By Tom Ribe

  Busy cities, gleaming ski areas, young families hiking and biking in the latest gear; this is the Colorado outsiders may think they know. But the state is not all prosperity and leisure. It has areas struggling with poverty right in some of the most stunning scenery in America. In the middle of the state’s southern border lies an area most Coloradans either don’t know about or don’t want to talk about: the San Luis Valley. 

   Baked in relentless sun, the San Luis Valley traces the top of the Rio Grande rift, a vast split in the North American continent hidden under the sagebrush and struggling farms of the valley. Alkali soils, drifting sand and graying wood abandoned farms dot the valley between two ranges of 14,000 foot mountains. Immigrant workers contend with seasonal work and bitterly cold winters. 

   Standing like a vast dry moat protecting the San Juan Mountains from the urban areas to the east, the San Luis Valley is a nearly 7500-foot-high expanse between the San Juan and the Sangre de Cristo Mountains. The valley sprawls across an area the size of the state of Delaware, gathering meager streams into the headwaters of the Rio Grande as it begins its flow south to New Mexico, Texas and Old Mexico. Alamosa, the biggest town in the valley was once the hub of railroads transporting billions of dollars worth of ore from one of the richest silver and gold mining areas in the US to Denver and the wider world. Today, Alamosa struggles with a declining agricultural economy, few tourists and a small state college. 

   And it’s cold here! The San Luis Valley is one of the coldest places in the contiguous United States with winter temperatures well below zero. The San Juan Mountains to the west cast a great rain-shadow over the valley. What little water flows into the valley soaks into groundwater or leaves the valley in the Rio Grande. Little water flows from the massive Sangre de Cristo Mountains into the Valley.

  Only 7 inches of precipitation a year fall on the valley. Yet a vast agricultural enterprise covers the south end of the valley where farmers grow potatoes, alfalfa, and hay. Most of the land grows livestock feed that is trucked away to dairies in southern New Mexico. Yet as time goes by, the aquifer that these farmers pump is dropping rapidly, creating a crisis for an already struggling region.

Water and Less Water

   According to Colorado College, Rio Grande water and ground water irrigate 550,000 acres of the San Luis Valley. Aquifers of fossil water are dropping rapidly and with global warming raising temperatures, increased evaporation fuels a water deficit. The State of Colorado is telling farmers to radically decrease the amount of groundwater they pump. And if the aquifer doesn’t stop declining, some estimate 100,000 acres of farmland will need to be abandoned to meet Colorado’s interstate and international water conservation obligations.  

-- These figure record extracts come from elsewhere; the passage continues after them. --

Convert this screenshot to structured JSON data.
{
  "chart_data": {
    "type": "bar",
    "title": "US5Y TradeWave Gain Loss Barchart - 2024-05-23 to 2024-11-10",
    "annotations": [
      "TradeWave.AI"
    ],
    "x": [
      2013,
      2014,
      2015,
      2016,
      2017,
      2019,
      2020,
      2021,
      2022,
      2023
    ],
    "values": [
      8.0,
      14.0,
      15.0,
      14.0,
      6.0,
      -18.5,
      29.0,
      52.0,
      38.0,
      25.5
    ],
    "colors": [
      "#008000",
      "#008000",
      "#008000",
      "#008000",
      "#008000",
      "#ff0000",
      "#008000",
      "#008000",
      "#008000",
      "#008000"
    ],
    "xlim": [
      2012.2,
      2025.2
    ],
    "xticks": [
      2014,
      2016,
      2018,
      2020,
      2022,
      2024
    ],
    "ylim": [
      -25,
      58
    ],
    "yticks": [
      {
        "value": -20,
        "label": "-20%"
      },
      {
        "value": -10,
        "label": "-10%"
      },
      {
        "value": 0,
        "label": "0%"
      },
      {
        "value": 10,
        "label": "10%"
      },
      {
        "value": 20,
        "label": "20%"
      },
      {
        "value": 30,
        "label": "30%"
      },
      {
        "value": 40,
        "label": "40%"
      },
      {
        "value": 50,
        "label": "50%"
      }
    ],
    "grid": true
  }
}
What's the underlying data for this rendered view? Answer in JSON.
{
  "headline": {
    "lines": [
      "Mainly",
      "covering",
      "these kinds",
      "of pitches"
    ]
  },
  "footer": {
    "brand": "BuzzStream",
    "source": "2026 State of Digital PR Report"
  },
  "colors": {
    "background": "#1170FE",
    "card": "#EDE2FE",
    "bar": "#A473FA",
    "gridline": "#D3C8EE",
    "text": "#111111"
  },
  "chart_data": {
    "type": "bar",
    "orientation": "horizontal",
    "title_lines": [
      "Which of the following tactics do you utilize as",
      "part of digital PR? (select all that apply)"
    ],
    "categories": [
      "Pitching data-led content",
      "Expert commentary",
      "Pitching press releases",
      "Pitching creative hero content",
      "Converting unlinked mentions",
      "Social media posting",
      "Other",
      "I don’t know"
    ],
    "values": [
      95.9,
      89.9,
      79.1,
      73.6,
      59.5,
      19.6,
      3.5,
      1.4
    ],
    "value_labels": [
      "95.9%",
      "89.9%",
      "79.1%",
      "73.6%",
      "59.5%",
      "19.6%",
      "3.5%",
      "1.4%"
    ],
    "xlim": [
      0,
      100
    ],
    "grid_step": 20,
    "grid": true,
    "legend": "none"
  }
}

   The growing water shortage creates a sense of doom and uncertainty over agriculture in the Valley.

   While potato production feeds people, raising cattle feed strains water supplies in the arid Southwest. More than 80% of agricultural lands grow cattle feed in the Southwest. Much of it goes to dairies in southern New Mexico which relocated from southern California when water and pollution restrictions raised the cost of doing business there. Alfalfa and hay growers in the San Luis Valley truck large amounts of feed to southern New Mexico and Texas dairies, in effect exporting water from the valley. 

    Ten thousand residents live in the San Luis Valley yet one in 4 people is hungry, 1 in 3 children are growing up in poverty, and homelessness is ten times the national average. One homeless shelter, La Puente Home, serves an 8,000 square mile area with a total population of 47,000 and it runs on grants and donations.

   Meanwhile even farmers are making less than $70,000 a year and Front Range cities covet the water in the valley, hoping to pipe it across the mountains to rapidly populating cities like Colorado Springs. Their efforts to buy Valley water in the last 20 years inspired public demand to protect Valley water which supports migratory birds at three National Wildlife Refuges.

Hope

   A bright spot for the San Luis Valley is Great Sand Dunes National Park and Preserve. Managed by the National Park Service the park spans 150,000 acres. Here winds from the Valley drop blowing sand against a curve in the 14,000-foot-high mountains creating a massive pile of dunes that attract around 440,000 visitors per year. The park also has water rights and its associated wetlands host birds and other wildlife while recharging the aquifers.

  Tourists come through the Valley on their way to three ski areas to the north and west that have some of the best snow in the Rockies. Wolf Creek Pass, Monarch and Crested Butte ski areas are safely away from the freeway crowds. Even so, the San Luis Valley faces an uncertain economic future. Hot springs, respite from Front Range crowds, and a feeling of a bygone era may be a thread of hope for residents among some of the most stunning scenery in the Southwest.